Por Ernesto Carmona, periodista y escritor chileno
Santiago de Chile, 17 de diciembre 2013
Crónica Digital
Parece que se trataría de una falacia nombrar «representante» de algo o alguien a la masa de los ciudadanos que no votan.
Apresurarse a clasificar, a los que se abstienen, de especie de censores de los malos politicos, o repudiadores de los politicos corrompidos, o simplemente de indiferentes al acontecer nacional, es caer en la ingenuidad de creer que los que se abstienen conforman un ente social homogéneo y estructurado sobre juicios politicos.
Según lo que uno escucha,los abstencionistas dan razones como «pa’qué voy a votar cuando igual tengo que salir a trabajar al dia siguiente» (como que si los que votan no tuvieran necesidad de trabajar), o «todos los políticos son iguales: van a puro robar no más» (nunca indican a alguien). Otro de sus pueriles argumentos es «no me interesa la pólítica», (como si vivieran en un paraíso).
Todo esto indica que los abstencionistas son tan diversos como sus excusas.

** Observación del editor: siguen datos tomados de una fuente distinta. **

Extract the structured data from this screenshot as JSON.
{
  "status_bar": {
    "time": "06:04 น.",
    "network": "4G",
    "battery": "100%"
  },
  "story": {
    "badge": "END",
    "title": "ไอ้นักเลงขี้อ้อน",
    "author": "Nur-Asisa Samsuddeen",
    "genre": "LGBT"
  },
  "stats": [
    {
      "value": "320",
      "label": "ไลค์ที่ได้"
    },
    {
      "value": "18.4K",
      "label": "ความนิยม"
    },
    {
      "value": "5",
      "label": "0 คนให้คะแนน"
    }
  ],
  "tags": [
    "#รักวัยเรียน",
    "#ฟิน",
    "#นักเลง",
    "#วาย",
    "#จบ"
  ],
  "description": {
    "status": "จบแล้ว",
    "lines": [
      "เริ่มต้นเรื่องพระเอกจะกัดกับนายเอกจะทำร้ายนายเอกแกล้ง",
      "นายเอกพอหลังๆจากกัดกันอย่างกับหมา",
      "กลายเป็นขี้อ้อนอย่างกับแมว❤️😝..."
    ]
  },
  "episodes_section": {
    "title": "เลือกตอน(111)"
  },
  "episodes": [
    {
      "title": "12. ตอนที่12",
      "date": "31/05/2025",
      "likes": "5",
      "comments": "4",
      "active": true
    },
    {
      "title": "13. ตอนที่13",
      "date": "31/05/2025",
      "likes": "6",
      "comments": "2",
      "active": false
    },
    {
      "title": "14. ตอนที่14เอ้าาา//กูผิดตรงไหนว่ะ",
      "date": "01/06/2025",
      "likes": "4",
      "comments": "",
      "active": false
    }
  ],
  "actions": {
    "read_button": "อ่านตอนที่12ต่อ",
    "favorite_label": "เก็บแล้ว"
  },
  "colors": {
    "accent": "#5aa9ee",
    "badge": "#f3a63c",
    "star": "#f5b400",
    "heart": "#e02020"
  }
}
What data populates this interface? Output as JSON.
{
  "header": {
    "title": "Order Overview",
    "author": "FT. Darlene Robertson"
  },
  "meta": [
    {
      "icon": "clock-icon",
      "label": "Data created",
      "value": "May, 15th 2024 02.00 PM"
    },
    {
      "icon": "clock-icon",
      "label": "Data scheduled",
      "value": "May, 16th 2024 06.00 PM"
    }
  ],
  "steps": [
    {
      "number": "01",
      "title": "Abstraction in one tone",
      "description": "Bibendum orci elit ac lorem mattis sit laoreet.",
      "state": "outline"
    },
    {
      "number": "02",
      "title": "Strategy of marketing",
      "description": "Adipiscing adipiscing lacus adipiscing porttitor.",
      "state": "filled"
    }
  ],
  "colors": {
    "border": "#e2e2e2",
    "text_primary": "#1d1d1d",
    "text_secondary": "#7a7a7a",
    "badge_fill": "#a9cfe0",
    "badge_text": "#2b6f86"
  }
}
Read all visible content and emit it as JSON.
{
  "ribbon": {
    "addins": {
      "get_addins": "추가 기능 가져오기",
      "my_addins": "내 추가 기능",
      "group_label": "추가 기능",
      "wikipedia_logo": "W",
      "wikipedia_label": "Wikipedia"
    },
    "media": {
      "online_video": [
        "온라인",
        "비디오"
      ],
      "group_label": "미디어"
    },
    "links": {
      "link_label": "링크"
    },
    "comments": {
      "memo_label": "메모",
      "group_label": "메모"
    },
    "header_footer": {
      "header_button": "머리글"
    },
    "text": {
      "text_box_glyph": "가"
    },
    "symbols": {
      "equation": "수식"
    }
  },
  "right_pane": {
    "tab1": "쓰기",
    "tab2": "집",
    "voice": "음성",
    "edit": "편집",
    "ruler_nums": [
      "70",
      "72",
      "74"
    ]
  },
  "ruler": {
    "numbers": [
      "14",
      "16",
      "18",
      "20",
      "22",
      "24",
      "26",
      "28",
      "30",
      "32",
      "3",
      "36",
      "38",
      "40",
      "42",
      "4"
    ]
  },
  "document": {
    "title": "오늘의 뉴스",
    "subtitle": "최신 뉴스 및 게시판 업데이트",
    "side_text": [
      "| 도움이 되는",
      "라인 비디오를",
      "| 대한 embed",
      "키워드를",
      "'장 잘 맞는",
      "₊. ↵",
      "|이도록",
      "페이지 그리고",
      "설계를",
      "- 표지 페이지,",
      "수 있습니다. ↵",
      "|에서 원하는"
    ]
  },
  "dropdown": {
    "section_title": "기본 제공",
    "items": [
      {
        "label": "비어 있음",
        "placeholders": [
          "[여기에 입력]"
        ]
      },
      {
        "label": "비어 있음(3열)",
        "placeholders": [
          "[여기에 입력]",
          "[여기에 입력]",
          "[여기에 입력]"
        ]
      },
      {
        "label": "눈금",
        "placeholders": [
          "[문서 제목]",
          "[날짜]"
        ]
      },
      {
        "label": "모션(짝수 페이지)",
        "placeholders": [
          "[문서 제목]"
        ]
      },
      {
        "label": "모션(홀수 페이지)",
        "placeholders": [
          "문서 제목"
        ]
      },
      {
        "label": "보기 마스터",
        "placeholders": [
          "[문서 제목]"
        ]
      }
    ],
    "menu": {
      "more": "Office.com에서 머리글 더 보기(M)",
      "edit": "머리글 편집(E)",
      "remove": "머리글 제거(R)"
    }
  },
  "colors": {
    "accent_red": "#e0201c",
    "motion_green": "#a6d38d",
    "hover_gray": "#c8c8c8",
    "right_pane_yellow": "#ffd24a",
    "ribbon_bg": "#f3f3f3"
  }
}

Quizas las causas partan de la política del apoliticismo que impuso la dictadura militar del fascismo. El propio dictador hacía gala de denostar la política: «los partidos políticos, señores, dividen a la gente». «Este país, señores, está mal por culpa de los políticos», etc. Una de sus primeras medidas fue clausurar el parlamento por ser un antro de corrupción según los golpista.
Es posible que la masa de abstencionistas sea un producto de esa política ante lo cual no quedaría otra alternativa que aplicar otra política de «desintoxicación» sicológica masiva rescatando el buen nombre del término Polítca.
Un desafío titánico para el Nuevo gobierno. Pero no imposible.